As we start 2023, demand seems to have slipped further. So much so that Bob Biesterfeld was fired as chief executive of C.H. Robinson Worldwide Inc., sending America’s largest freight broker by revenue into a search for new leadership amid falling freight demand and growing competition from digital upstarts.
C.H. Robinson appointed Scott Anderson, the chair of the company’s board, as interim CEO, effective Sunday, a day after Mr. Biesterfeld was terminated from the business after 3½ years at the helm. Mr. Anderson, 56, stepped down as chair, a position he has held since 2020. The freight brokerage company has retained executive search firm Russell Reynolds Associates Inc. to help with the search for a new permanent CEO.

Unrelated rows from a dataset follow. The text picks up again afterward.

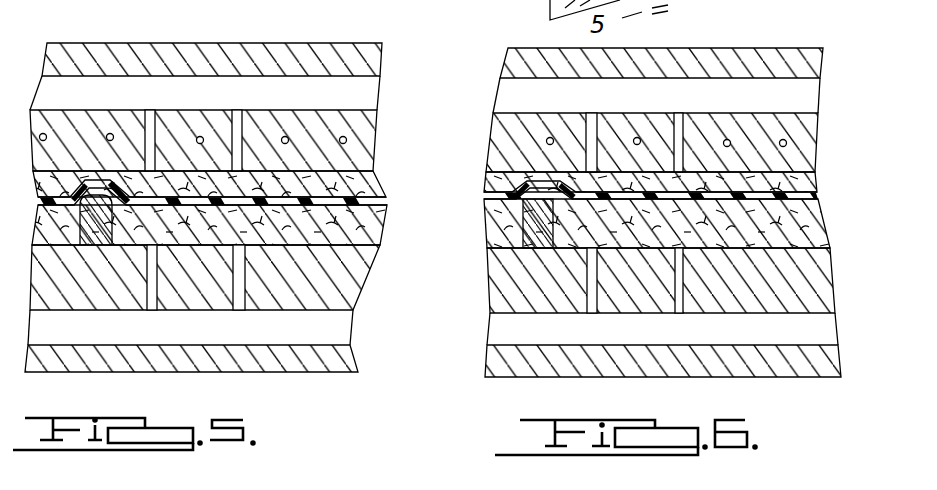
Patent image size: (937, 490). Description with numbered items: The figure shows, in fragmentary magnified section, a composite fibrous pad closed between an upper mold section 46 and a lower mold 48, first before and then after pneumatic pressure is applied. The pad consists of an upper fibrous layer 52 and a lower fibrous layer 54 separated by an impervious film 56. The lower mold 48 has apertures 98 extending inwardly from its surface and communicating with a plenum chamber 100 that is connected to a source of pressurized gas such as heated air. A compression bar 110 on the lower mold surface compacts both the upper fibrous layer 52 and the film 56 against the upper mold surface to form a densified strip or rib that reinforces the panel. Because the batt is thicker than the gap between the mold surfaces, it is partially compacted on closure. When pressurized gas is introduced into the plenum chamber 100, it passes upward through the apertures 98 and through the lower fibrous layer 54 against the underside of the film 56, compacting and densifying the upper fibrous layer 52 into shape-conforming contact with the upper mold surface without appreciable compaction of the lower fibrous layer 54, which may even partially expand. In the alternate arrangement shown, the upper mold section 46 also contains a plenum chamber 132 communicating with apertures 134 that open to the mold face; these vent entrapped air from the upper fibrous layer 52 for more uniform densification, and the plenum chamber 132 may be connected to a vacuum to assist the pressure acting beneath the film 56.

In FIG. 5, the upper mold section 46 is at (363, 135).
In FIG. 6, the upper mold section 46 is at (810, 133).
In FIG. 5, the lower mold 48 is at (347, 283).
In FIG. 6, the lower mold 48 is at (817, 268).
In FIG. 5, the upper fibrous layer 52 is at (377, 186).
In FIG. 6, the upper fibrous layer 52 is at (813, 182).
In FIG. 5, the lower fibrous layer 54 is at (375, 230).
In FIG. 6, the lower fibrous layer 54 is at (817, 223).
In FIG. 5, the film 56 is at (387, 201).
In FIG. 6, the film 56 is at (818, 196).
In FIG. 5, the apertures 98 is at (150, 311).
In FIG. 6, the apertures 98 is at (677, 313).
In FIG. 5, the plenum chamber 100 is at (320, 344).
In FIG. 6, the plenum chamber 100 is at (808, 315).
In FIG. 5, the compression bar 110 is at (100, 230).
In FIG. 6, the compression bar 110 is at (532, 227).
In FIG. 5, the plenum chamber 132 is at (160, 81).
In FIG. 6, the plenum chamber 132 is at (744, 85).
In FIG. 5, the apertures 134 is at (153, 109).
In FIG. 6, the apertures 134 is at (678, 113).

While the company hasn’t released any updates, sources report that former CFO Andrew Clarke would “seriously consider” an offer for the position. Mr. Anderson doesn’t plan to be considered as a candidate for the permanent position, according to the Securities and Exchange Commission filing.
C.H. Robinson is by far the largest player in the US freight brokerage market, one that matches freight shippers with available trucks. It reported $23.1 billion in gross revenue in 2021, its last full reporting year, and its gross domestic revenue of $15.6 billion that year was nearly twice that of its nearest competitor, Cincinnati-based Total Quality Logistics LLC, according to research firm Armstrong & Associates Inc.
C.H. Robinson’s expansion, thanks to strong shipping demand early in the Covid-19 pandemic, has waned in recent months, and the company pulled back on hiring after profit growth retreated in the second half of the year as inflationary pressures and the war in Ukraine left global shipping demand sagging. According to experts, these inflationary pressures and decreases in demand are probably concerning to the C.H. Robinson top brass.
The termination of CEO Bob Biesterfeld came as a surprise to many. But analysts indicate that the industry can probably expect challenging near-term results due to sharp weakness in forwarding rates and a slowdown in truckload freight. Robinson under Mr. Biesterfeld’s leadership was more focused on cutting costs and focusing on its digital brokerage platform. The company board may have felt a change in leadership would help the organization weather oncoming storms in 2023. While Mr. Biesterfeld’s departure seems to be driven by business results, major logistics players like C.H. Robinson also has to deal with increasing competition in the market.